Fogarty has 66 previous convictions, including for burglary, theft, robbery, public order, criminal damage and misuse of drugs.

Emer Ní Chúagáin BL, defending, told the court that Fogarty had been in and out of custody for the vast majority of his adult life.

She said he had significant difficulties from a young age and left school very early.

“By 13, he was addicted to heroin,” she explained. “He was in Juvenile Detention at 12 or 13 regarding anti-social behaviour. He’s 48 and has spent 27 years in prison.”

She said that he had suffered abuse while in the juvenile detention centre, and has since had periods of offending, addiction and rehabilitation.

“Mr Fogarty commits offences when in active addiction,” she said.

She said that following the death of his brother two years ago, he made a very serious attempt on his own life and spent 10 weeks in hospital receiving treatment for his injuries.

She said he had a good relationship with his 22-year-old daughter and has a grandchild.

He also acts as a stepfather to his partner’s son.

“He understands and acknowledges that his actions caused upset to the victims.

He has expressed remorse for his actions,” she said.

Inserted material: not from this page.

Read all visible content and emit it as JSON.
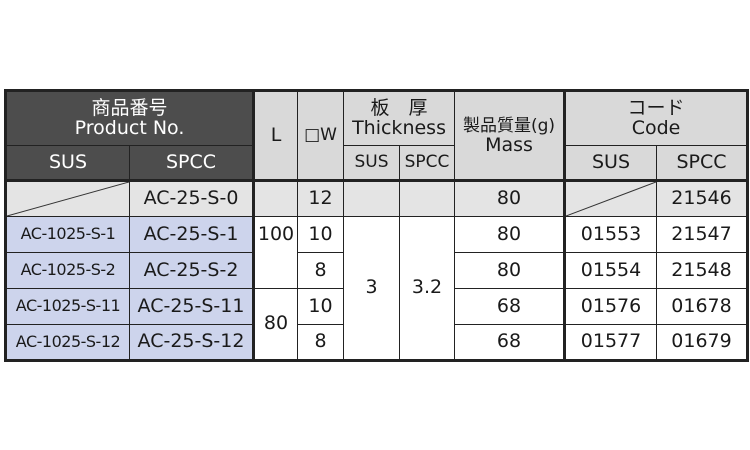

“These offences are linked to his addiction.”

Judge Codd noted that Fogarty “hasn’t been deterred by lengthy periods of incarceration”.

She said it was clear that the accused came from a very difficult background in terms of his upbringing, had an entrenched drug addiction from a young age and mental health difficulties.

She imposed four years for the post office robbery and three years for the B&B offence, both to run consecutively, but suspended the final year.